In view of these findings, the lung biopsy was reviewed and found to be positive for red Congo and birefringence both in the blood vessel walls and the alveolar septa, confirming lung involvement in the form of pulmonary alveolar septal amyloidosis.

Treatment started with bortezomib and glucocorticoids. An echocardiogram was repeated 2 months after the diagnosis, showing an increase in refringence in the myocardium and endocardium of both ventricles, consistent with infiltrative cardiomyopathy. The patient died 1 month later due to cardiac decompensation.

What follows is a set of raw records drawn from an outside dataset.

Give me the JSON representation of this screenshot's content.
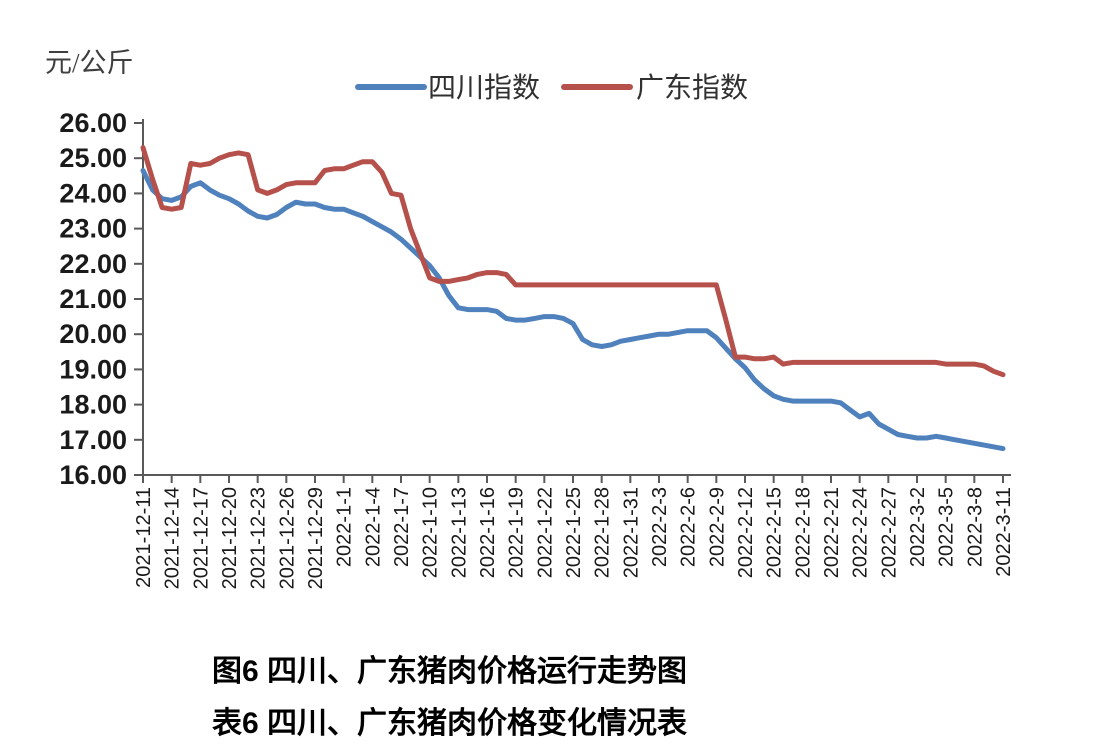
{
  "page": {
    "figure_caption": "图6 四川、广东猪肉价格运行走势图",
    "table_caption": "表6 四川、广东猪肉价格变化情况表"
  },
  "chart_data": {
    "type": "line",
    "title": "图6 四川、广东猪肉价格运行走势图",
    "unit_label": "元/公斤",
    "grid": false,
    "legend_position": "top",
    "y_axis": {
      "min": 16,
      "max": 26,
      "step": 1,
      "tick_labels": [
        "26.00",
        "25.00",
        "24.00",
        "23.00",
        "22.00",
        "21.00",
        "20.00",
        "19.00",
        "18.00",
        "17.00",
        "16.00"
      ]
    },
    "x_axis": {
      "tick_labels": [
        "2021-12-11",
        "2021-12-14",
        "2021-12-17",
        "2021-12-20",
        "2021-12-23",
        "2021-12-26",
        "2021-12-29",
        "2022-1-1",
        "2022-1-4",
        "2022-1-7",
        "2022-1-10",
        "2022-1-13",
        "2022-1-16",
        "2022-1-19",
        "2022-1-22",
        "2022-1-25",
        "2022-1-28",
        "2022-1-31",
        "2022-2-3",
        "2022-2-6",
        "2022-2-9",
        "2022-2-12",
        "2022-2-15",
        "2022-2-18",
        "2022-2-21",
        "2022-2-24",
        "2022-2-27",
        "2022-3-2",
        "2022-3-5",
        "2022-3-8",
        "2022-3-11"
      ],
      "points_per_tick": 3,
      "frequency": "daily"
    },
    "legend": [
      {
        "label": "四川指数",
        "color": "#4F81BD"
      },
      {
        "label": "广东指数",
        "color": "#B5504B"
      }
    ],
    "series": [
      {
        "name": "四川指数",
        "color": "#4F81BD",
        "values": [
          24.65,
          24.1,
          23.85,
          23.8,
          23.9,
          24.2,
          24.3,
          24.1,
          23.95,
          23.85,
          23.7,
          23.5,
          23.35,
          23.3,
          23.4,
          23.6,
          23.75,
          23.7,
          23.7,
          23.6,
          23.55,
          23.55,
          23.45,
          23.35,
          23.2,
          23.05,
          22.9,
          22.7,
          22.45,
          22.2,
          21.95,
          21.6,
          21.1,
          20.75,
          20.7,
          20.7,
          20.7,
          20.65,
          20.45,
          20.4,
          20.4,
          20.45,
          20.5,
          20.5,
          20.45,
          20.3,
          19.85,
          19.7,
          19.65,
          19.7,
          19.8,
          19.85,
          19.9,
          19.95,
          20.0,
          20.0,
          20.05,
          20.1,
          20.1,
          20.1,
          19.9,
          19.6,
          19.3,
          19.05,
          18.7,
          18.45,
          18.25,
          18.15,
          18.1,
          18.1,
          18.1,
          18.1,
          18.1,
          18.05,
          17.85,
          17.65,
          17.75,
          17.45,
          17.3,
          17.15,
          17.1,
          17.05,
          17.05,
          17.1,
          17.05,
          17.0,
          16.95,
          16.9,
          16.85,
          16.8,
          16.75
        ]
      },
      {
        "name": "广东指数",
        "color": "#B5504B",
        "values": [
          25.3,
          24.4,
          23.6,
          23.55,
          23.6,
          24.85,
          24.8,
          24.85,
          25.0,
          25.1,
          25.15,
          25.1,
          24.1,
          24.0,
          24.1,
          24.25,
          24.3,
          24.3,
          24.3,
          24.65,
          24.7,
          24.7,
          24.8,
          24.9,
          24.9,
          24.6,
          24.0,
          23.95,
          23.0,
          22.3,
          21.6,
          21.5,
          21.5,
          21.55,
          21.6,
          21.7,
          21.75,
          21.75,
          21.7,
          21.4,
          21.4,
          21.4,
          21.4,
          21.4,
          21.4,
          21.4,
          21.4,
          21.4,
          21.4,
          21.4,
          21.4,
          21.4,
          21.4,
          21.4,
          21.4,
          21.4,
          21.4,
          21.4,
          21.4,
          21.4,
          21.4,
          20.4,
          19.35,
          19.35,
          19.3,
          19.3,
          19.35,
          19.15,
          19.2,
          19.2,
          19.2,
          19.2,
          19.2,
          19.2,
          19.2,
          19.2,
          19.2,
          19.2,
          19.2,
          19.2,
          19.2,
          19.2,
          19.2,
          19.2,
          19.15,
          19.15,
          19.15,
          19.15,
          19.1,
          18.95,
          18.85
        ]
      }
    ]
  }
}
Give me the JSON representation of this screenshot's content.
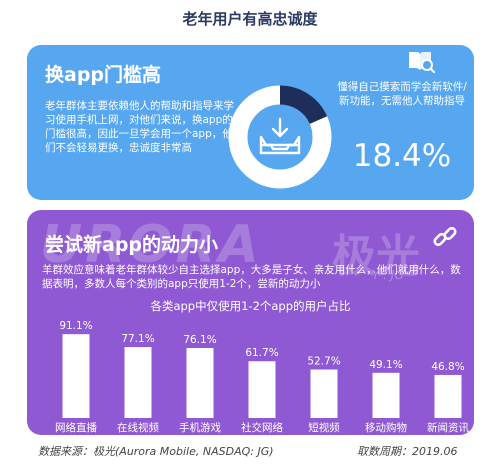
{
  "page_title": "老年用户有高忠诚度",
  "card1": {
    "heading": "换app门槛高",
    "body": "老年群体主要依赖他人的帮助和指导来学习使用手机上网，对他们来说，换app的门槛很高，因此一旦学会用一个app，他们不会轻易更换，忠诚度非常高",
    "stat_desc": "懂得自己摸索而学会新软件/新功能，无需他人帮助指导",
    "stat_value": "18.4%",
    "stat_fraction": 0.184,
    "icons": [
      "book-search-icon",
      "inbox-tray-icon"
    ]
  },
  "card2": {
    "heading": "尝试新app的动力小",
    "body": "羊群效应意味着老年群体较少自主选择app，大多是子女、亲友用什么，他们就用什么，数据表明，多数人每个类别的app只使用1-2个，尝新的动力小",
    "icons": [
      "link-icon"
    ]
  },
  "watermark": {
    "brand": "URORA",
    "cn": "极光",
    "sub": "Y . JG"
  },
  "chart_data": {
    "type": "bar",
    "title": "各类app中仅使用1-2个app的用户占比",
    "categories": [
      "网络直播",
      "在线视频",
      "手机游戏",
      "社交网络",
      "短视频",
      "移动购物",
      "新闻资讯"
    ],
    "values": [
      91.1,
      77.1,
      76.1,
      61.7,
      52.7,
      49.1,
      46.8
    ],
    "labels": [
      "91.1%",
      "77.1%",
      "76.1%",
      "61.7%",
      "52.7%",
      "49.1%",
      "46.8%"
    ],
    "ylim": [
      0,
      100
    ],
    "bar_color": "#ffffff",
    "label_color": "#ffffff",
    "grid": false
  },
  "footer": {
    "source": "数据来源：极光(Aurora Mobile, NASDAQ: JG)",
    "period": "取数周期：2019.06"
  },
  "colors": {
    "card1": "#56a6f0",
    "card2": "#8f59d3",
    "title": "#2b3a63",
    "donut_dark": "#1f2d5a"
  }
}
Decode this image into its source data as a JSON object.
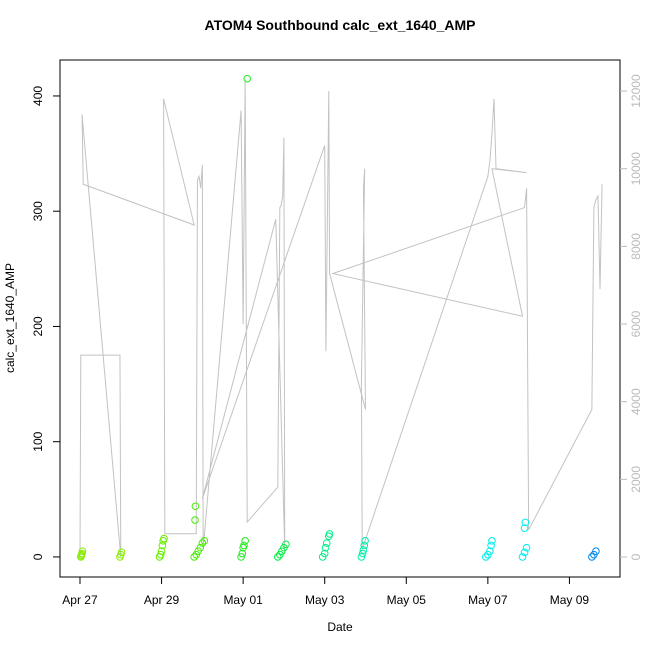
{
  "chart_data": {
    "type": "scatter",
    "title": "ATOM4 Southbound calc_ext_1640_AMP",
    "x_label": "Date",
    "y_label": "calc_ext_1640_AMP",
    "xlim": [
      -0.49,
      13.24
    ],
    "ylim": [
      -17.4,
      431.2
    ],
    "y2lim": [
      -515,
      12800
    ],
    "xticks": [
      {
        "value": 0,
        "label": "Apr 27"
      },
      {
        "value": 2,
        "label": "Apr 29"
      },
      {
        "value": 4,
        "label": "May 01"
      },
      {
        "value": 6,
        "label": "May 03"
      },
      {
        "value": 8,
        "label": "May 05"
      },
      {
        "value": 10,
        "label": "May 07"
      },
      {
        "value": 12,
        "label": "May 09"
      }
    ],
    "yticks": [
      0,
      100,
      200,
      300,
      400
    ],
    "y2ticks": [
      0,
      2000,
      4000,
      6000,
      8000,
      10000,
      12000
    ],
    "series": [
      {
        "color": "#999999",
        "mode": "line",
        "axis": "y2",
        "x": [
          0.0,
          0.02,
          0.98,
          1.0,
          0.05,
          0.08,
          2.8,
          2.05,
          2.08,
          2.85,
          2.88,
          2.92,
          2.96,
          3.0,
          3.02,
          3.95,
          4.0,
          4.05,
          4.1,
          4.85,
          4.9,
          4.93,
          4.97,
          5.0,
          5.02,
          4.8,
          3.0,
          6.0,
          6.03,
          6.06,
          6.1,
          6.12,
          7.0,
          6.95,
          6.98,
          6.9,
          6.92,
          10.0,
          10.05,
          10.1,
          10.15,
          10.2,
          10.95,
          10.1,
          10.85,
          6.2,
          10.9,
          10.95,
          11.0,
          12.55,
          12.6,
          12.65,
          12.7,
          12.75,
          12.8
        ],
        "values": [
          0,
          5200,
          5200,
          0,
          11400,
          9600,
          8550,
          11800,
          600,
          600,
          9700,
          9800,
          9500,
          10100,
          200,
          11500,
          6000,
          12300,
          900,
          1800,
          9000,
          9050,
          9300,
          10800,
          200,
          8700,
          1500,
          10600,
          5300,
          8200,
          12000,
          7300,
          3800,
          9500,
          10000,
          4500,
          200,
          9800,
          10200,
          10900,
          11800,
          10000,
          9900,
          10000,
          6200,
          7300,
          9000,
          9500,
          700,
          3800,
          9000,
          9200,
          9300,
          6900,
          9600
        ]
      },
      {
        "color": "#88ee00",
        "x": [
          0.02,
          0.03,
          0.04,
          0.05,
          0.06
        ],
        "values": [
          0,
          1,
          2,
          3,
          5
        ]
      },
      {
        "color": "#88ee00",
        "x": [
          0.98,
          1.0,
          1.02
        ],
        "values": [
          0,
          2,
          4
        ]
      },
      {
        "color": "#66ee00",
        "x": [
          1.95,
          1.98,
          2.0,
          2.02,
          2.04,
          2.06
        ],
        "values": [
          0,
          2,
          5,
          10,
          14,
          16
        ]
      },
      {
        "color": "#44ee00",
        "x": [
          2.8,
          2.85,
          2.9,
          2.95,
          3.0,
          2.82,
          2.83,
          3.05
        ],
        "values": [
          0,
          2,
          5,
          8,
          12,
          32,
          44,
          14
        ]
      },
      {
        "color": "#22ee22",
        "x": [
          3.95,
          3.98,
          4.0,
          4.05,
          4.1,
          4.02
        ],
        "values": [
          0,
          3,
          8,
          14,
          415,
          10
        ]
      },
      {
        "color": "#00ee44",
        "x": [
          4.85,
          4.9,
          4.95,
          5.0,
          5.05
        ],
        "values": [
          0,
          2,
          5,
          8,
          11
        ]
      },
      {
        "color": "#00ee88",
        "x": [
          5.95,
          6.0,
          6.02,
          6.05,
          6.1,
          6.12
        ],
        "values": [
          0,
          3,
          8,
          12,
          18,
          20
        ]
      },
      {
        "color": "#00eeaa",
        "x": [
          6.9,
          6.93,
          6.95,
          6.97,
          6.99
        ],
        "values": [
          0,
          3,
          6,
          10,
          14
        ]
      },
      {
        "color": "#00eeee",
        "x": [
          9.95,
          10.0,
          10.05,
          10.08,
          10.1
        ],
        "values": [
          0,
          2,
          5,
          10,
          14
        ]
      },
      {
        "color": "#00eeee",
        "x": [
          10.85,
          10.9,
          10.95,
          10.9,
          10.92
        ],
        "values": [
          0,
          4,
          8,
          25,
          30
        ]
      },
      {
        "color": "#0088ee",
        "x": [
          12.55,
          12.6,
          12.65
        ],
        "values": [
          0,
          2,
          5
        ]
      }
    ]
  }
}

Pulmonary alveolar septal amyloidosis is characterized by the deposition of amyloid in the alveolar septa and blood vessels. In general, it is a component of systemic AL amyloidosis compromise, and is most often caused by the deposit of lambda light chains. Several case series report that pulmonary alveolar septal involvement occurs in 78–90% of cases of AL amyloidosis.2,3

The clinical presentation of pulmonary alveolar septal amyloidosis is more severe than with other types of pulmonary amyloidosis, as the deposits occur in the interstitium and affect gas exchange. It presents as progressive dyspnea, not attributable to other causes. This is reflected in lung function tests that show a restrictive pattern with a reduced diffusion capacity for CO and hypoxemia on exertion.4

High-resolution CT shows reticulonodular opacities, septal thickening, and less frequently, ground glass opacification, bronchiectasis, and honeycombing.5

Histologically, amyloid may adopt an interstitial nodular pattern that can diffuse or form plaques. It can also be seen in the vascular walls. Interstitial deposits can go unnoticed. As in this case, calcifications and foci of osseous metaplasia can be observed.6

The treatment of this disease is the same as for systemic AL amyloidosis. Reducing light chain concentrations in blood may improve organ dysfunction.7 However, no data are available on the impact of treatment on pulmonary compromise.